Já é o nosso 4 encontro e no final da sessão anterior, quando eu esclareci qual o propósito da terapia e quais os pontos que estaria a pensar focar, esclarecendo que a terapia, por si só, não tem a finalidade de diminuir os consumos (pois já existe uma dependência física e que necessitaria de outro tipo de acompanhamento (desintoxicação) e quando esclareci este ponto, o jovem pergunta:
– No seu percurso profissional, já desistiu de algum cliente?
Confesso que fiquei surpresa com a questão e respondi:
– Até ao momento nunca, mas a questão é que estamos numa relação, se o cliente desistir de si próprio (algo frequente) a relação termina, pois a minha função não é desejar algo pelo outro mas sim acompanhar o outro na sua jornada, no seu autodesenvolvimento.
Através desta questão devolvi:
Quem é que já desistiu de ti?
Perante esta questão, teve dificuldade em identificar e dar uma resposta. Aí propus o exercício de visualizar a sua criança interior, como é que ela se aparentava, o que estava a fazer, qual a postura…
A jovem, rapidamente visualizou-se sozinha, sentada no chão, com os braços a apertar as suas pernas, tentando esconder-se e a chorar. Emociona-se e fala do seu pai, (agressivo verbalmente através de ameaças – Se não fizeres… eu saio de casa; és sempre a mesma coisa…da sua mãe, compreensiva, presente, atenta mas sem tomar qualquer ação de proteção da criança, ficando ela própria com medo e insegura).
Trago este pequeno extrato de consulta para falar da importância da nossa criança interior.
Sabemos – em teoria – que é extremamente sensato e necessário tentar cuidar de nós, ter compaixão, paciência e gentileza com quem somos.
A dificuldade é, como faze-lo?
Neste contexto, pode ser útil tentar um pequeno exercício imaginativo:
Imaginar-nos responsáveis por cuidar de uma criança pequena, uma criança de três a cinco anos bastante sensível, vulnerável, delicada, doce, tímida, amedrontada, assustada ….que por acaso é uma versão de nós mesmos quando éramos mais jovens.

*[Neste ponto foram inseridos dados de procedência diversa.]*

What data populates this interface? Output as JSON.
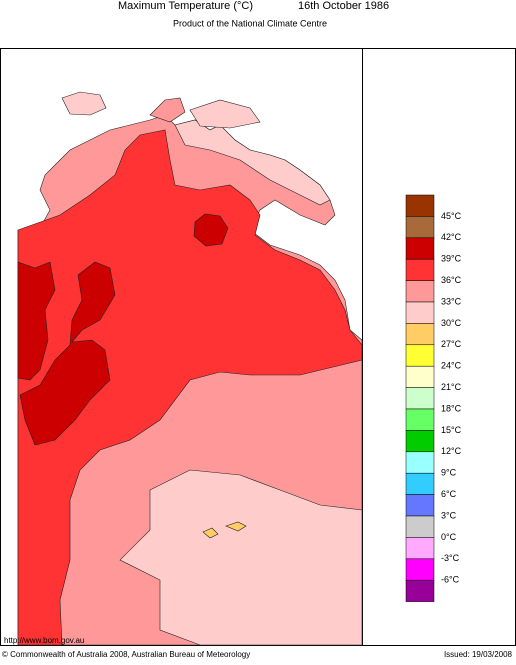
{
  "header": {
    "title": "Maximum Temperature (°C)",
    "date": "16th October 1986",
    "subtitle": "Product of the National Climate Centre"
  },
  "legend": {
    "labels": [
      "45°C",
      "42°C",
      "39°C",
      "36°C",
      "33°C",
      "30°C",
      "27°C",
      "24°C",
      "21°C",
      "18°C",
      "15°C",
      "12°C",
      "9°C",
      "6°C",
      "3°C",
      "0°C",
      "-3°C",
      "-6°C"
    ],
    "colors": [
      "#993300",
      "#a86a3a",
      "#cc0000",
      "#ff3333",
      "#ff9999",
      "#ffcccc",
      "#ffcc66",
      "#ffff33",
      "#ffffcc",
      "#ccffcc",
      "#66ff66",
      "#00cc00",
      "#99ffff",
      "#33ccff",
      "#6677ff",
      "#cccccc",
      "#ffaaff",
      "#ff00ff",
      "#990099"
    ]
  },
  "footer": {
    "url": "http://www.bom.gov.au",
    "copyright": "© Commonwealth of Australia 2008, Australian Bureau of Meteorology",
    "issued": "Issued: 19/03/2008"
  }
}
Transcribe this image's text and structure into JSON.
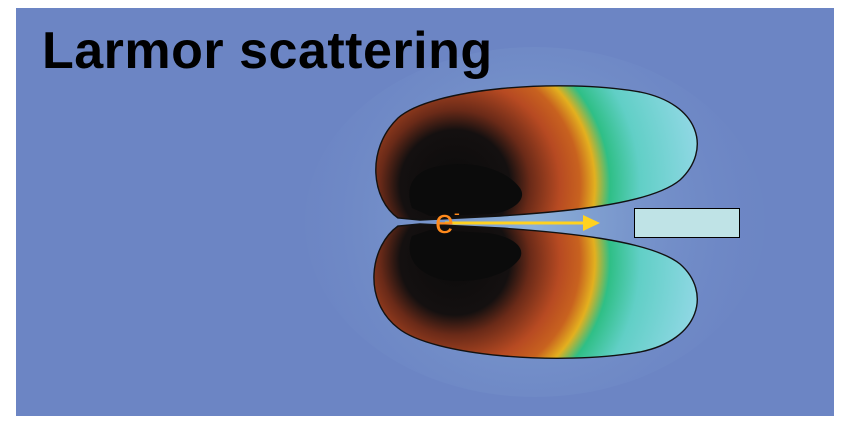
{
  "title": "Larmor scattering",
  "particle": {
    "symbol": "e",
    "charge": "-"
  },
  "colors": {
    "background": "#6c85c4",
    "lobe_outer": "#7fd3e0",
    "lobe_mid": "#2fbf86",
    "lobe_warm": "#e3b01f",
    "lobe_red": "#b74a22",
    "lobe_core": "#0b0b0b",
    "arrow": "#ffd21f",
    "particle_label": "#ff8a1c",
    "detector": "#bfe3e6"
  }
}
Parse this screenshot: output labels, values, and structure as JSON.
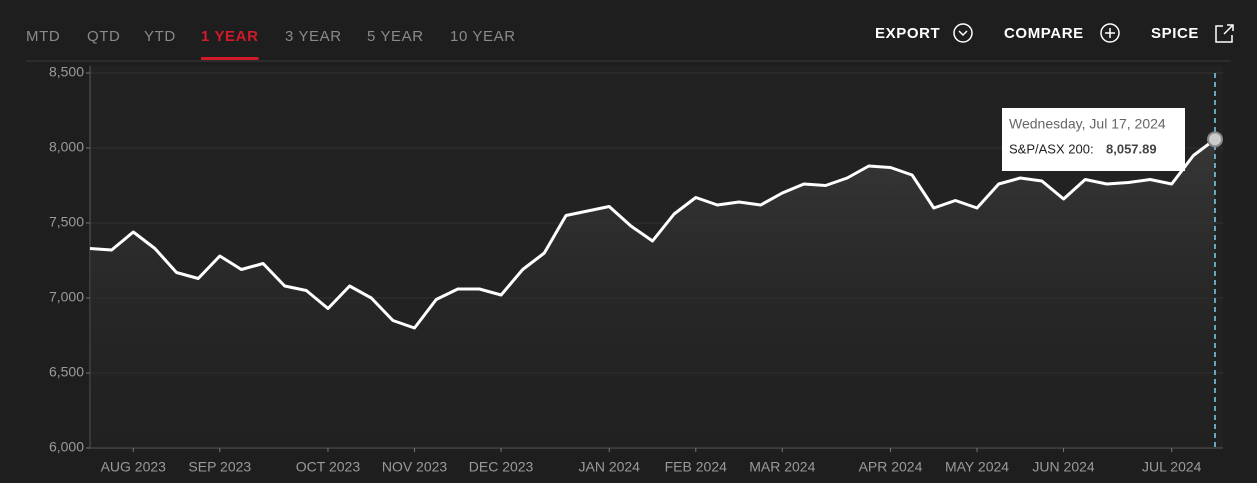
{
  "tabs": [
    "MTD",
    "QTD",
    "YTD",
    "1 YEAR",
    "3 YEAR",
    "5 YEAR",
    "10 YEAR"
  ],
  "active_tab": 3,
  "buttons": [
    "EXPORT",
    "COMPARE",
    "SPICE"
  ],
  "chart_data": {
    "type": "line",
    "categories": [
      null,
      null,
      "AUG 2023",
      null,
      null,
      null,
      "SEP 2023",
      null,
      null,
      null,
      null,
      "OCT 2023",
      null,
      null,
      null,
      "NOV 2023",
      null,
      null,
      null,
      "DEC 2023",
      null,
      null,
      null,
      null,
      "JAN 2024",
      null,
      null,
      null,
      "FEB 2024",
      null,
      null,
      null,
      "MAR 2024",
      null,
      null,
      null,
      null,
      "APR 2024",
      null,
      null,
      null,
      "MAY 2024",
      null,
      null,
      null,
      "JUN 2024",
      null,
      null,
      null,
      null,
      "JUL 2024",
      null,
      null
    ],
    "series": [
      {
        "name": "S&P/ASX 200",
        "color": "#ffffff",
        "values": [
          7330,
          7320,
          7440,
          7330,
          7170,
          7130,
          7280,
          7190,
          7230,
          7080,
          7050,
          6930,
          7080,
          7000,
          6850,
          6800,
          6990,
          7060,
          7060,
          7020,
          7190,
          7300,
          7550,
          7580,
          7610,
          7480,
          7380,
          7560,
          7670,
          7620,
          7640,
          7620,
          7700,
          7760,
          7750,
          7800,
          7880,
          7870,
          7820,
          7600,
          7650,
          7600,
          7760,
          7800,
          7780,
          7660,
          7790,
          7760,
          7770,
          7790,
          7760,
          7950,
          8057.89
        ]
      }
    ],
    "ylim": [
      6000,
      8500
    ],
    "yticks": [
      {
        "value": 6000,
        "label": "6,000"
      },
      {
        "value": 6500,
        "label": "6,500"
      },
      {
        "value": 7000,
        "label": "7,000"
      },
      {
        "value": 7500,
        "label": "7,500"
      },
      {
        "value": 8000,
        "label": "8,000"
      },
      {
        "value": 8500,
        "label": "8,500"
      }
    ],
    "grid": true,
    "tooltip": {
      "date": "Wednesday, Jul 17, 2024",
      "series_label": "S&P/ASX 200:",
      "value_label": "8,057.89"
    }
  }
}
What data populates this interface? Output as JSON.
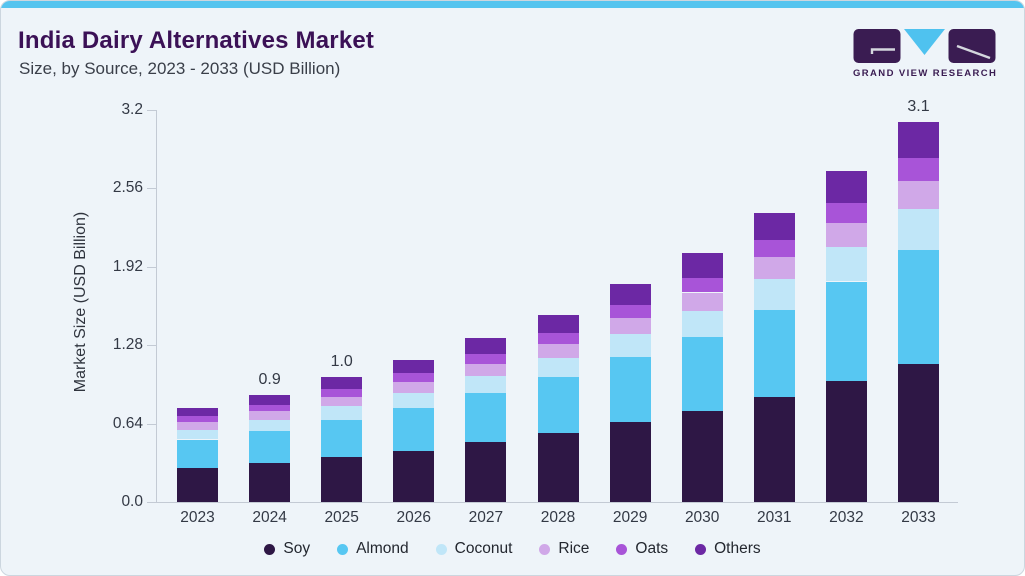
{
  "header": {
    "title": "India Dairy Alternatives Market",
    "subtitle": "Size, by Source, 2023 - 2033 (USD Billion)",
    "logo_text": "GRAND VIEW RESEARCH"
  },
  "theme": {
    "accent_bar_color": "#55c4ef",
    "card_background": "#eef4f9",
    "title_color": "#3b1156",
    "axis_line_color": "#c3cad4",
    "logo_purple": "#3a1c52",
    "logo_cyan": "#4fc2ef"
  },
  "chart_data": {
    "type": "bar",
    "stacked": true,
    "title": "India Dairy Alternatives Market Size, by Source, 2023 - 2033 (USD Billion)",
    "xlabel": "",
    "ylabel": "Market Size (USD Billion)",
    "categories": [
      "2023",
      "2024",
      "2025",
      "2026",
      "2027",
      "2028",
      "2029",
      "2030",
      "2031",
      "2032",
      "2033"
    ],
    "series": [
      {
        "name": "Soy",
        "color": "#2e1745",
        "values": [
          0.28,
          0.32,
          0.37,
          0.42,
          0.49,
          0.56,
          0.65,
          0.74,
          0.86,
          0.99,
          1.13
        ]
      },
      {
        "name": "Almond",
        "color": "#57c7f2",
        "values": [
          0.23,
          0.26,
          0.3,
          0.35,
          0.4,
          0.46,
          0.53,
          0.61,
          0.71,
          0.81,
          0.93
        ]
      },
      {
        "name": "Coconut",
        "color": "#c0e6f8",
        "values": [
          0.08,
          0.09,
          0.11,
          0.12,
          0.14,
          0.16,
          0.19,
          0.21,
          0.25,
          0.28,
          0.33
        ]
      },
      {
        "name": "Rice",
        "color": "#d0a8e8",
        "values": [
          0.06,
          0.07,
          0.08,
          0.09,
          0.1,
          0.11,
          0.13,
          0.15,
          0.18,
          0.2,
          0.23
        ]
      },
      {
        "name": "Oats",
        "color": "#a854d8",
        "values": [
          0.05,
          0.05,
          0.06,
          0.07,
          0.08,
          0.09,
          0.11,
          0.12,
          0.14,
          0.16,
          0.19
        ]
      },
      {
        "name": "Others",
        "color": "#6c28a4",
        "values": [
          0.07,
          0.08,
          0.1,
          0.11,
          0.13,
          0.15,
          0.17,
          0.2,
          0.22,
          0.26,
          0.29
        ]
      }
    ],
    "totals": [
      0.77,
      0.87,
      1.02,
      1.16,
      1.34,
      1.53,
      1.78,
      2.03,
      2.36,
      2.7,
      3.1
    ],
    "bar_labels": {
      "2024": "0.9",
      "2025": "1.0",
      "2033": "3.1"
    },
    "yticks": [
      0,
      0.64,
      1.28,
      1.92,
      2.56,
      3.2
    ],
    "ytick_labels": [
      "0.0",
      "0.64",
      "1.28",
      "1.92",
      "2.56",
      "3.2"
    ],
    "ylim": [
      0,
      3.2
    ],
    "grid": false,
    "legend_position": "bottom"
  }
}
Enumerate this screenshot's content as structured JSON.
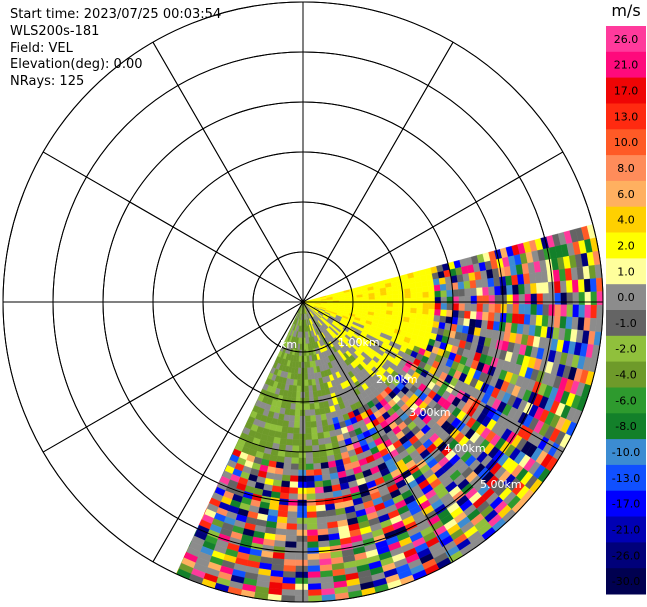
{
  "info": {
    "start_time": "Start time: 2023/07/25 00:03:54",
    "instrument": "WLS200s-181",
    "field": "Field: VEL",
    "elevation": "Elevation(deg): 0.00",
    "nrays": "NRays: 125"
  },
  "colorbar": {
    "unit": "m/s",
    "ticks": [
      "26.0",
      "21.0",
      "17.0",
      "13.0",
      "10.0",
      "8.0",
      "6.0",
      "4.0",
      "2.0",
      "1.0",
      "0.0",
      "-1.0",
      "-2.0",
      "-4.0",
      "-6.0",
      "-8.0",
      "-10.0",
      "-13.0",
      "-17.0",
      "-21.0",
      "-26.0",
      "-30.0"
    ],
    "colors": [
      "#ff3a9c",
      "#ff0a7c",
      "#ef0505",
      "#ff2a10",
      "#ff5a26",
      "#ff8c5a",
      "#ffb060",
      "#ffd000",
      "#ffff00",
      "#ffff9c",
      "#8c8c8c",
      "#646464",
      "#90c03c",
      "#6e9a2a",
      "#2e9a2e",
      "#13802a",
      "#3c8cd2",
      "#1050ff",
      "#0000ff",
      "#0000b4",
      "#00007a",
      "#000050"
    ]
  },
  "range_rings": [
    "1.00km",
    "2.00km",
    "3.00km",
    "4.00km",
    "5.00km"
  ],
  "sector": {
    "start_azimuth_deg": 75,
    "end_azimuth_deg": 205
  }
}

Sugiro reservar um momento para nos fazer algumas perguntas:
– Como é que a minha criança lidaria com determinada questão?
– Como é que eu imagino, visualizo a minha criança neste cenário?
Da forma mais adulta possível, estamos a reconhecer as nossas partes mais frágeis de nós.
Para nos apresentarmos numa vida adulta mais justa, calma e gentil há que aceitarmos o quão próximos permanecemos da nossa pequena criança delicada, sensível e propensa a lágrimas que um dia fomos.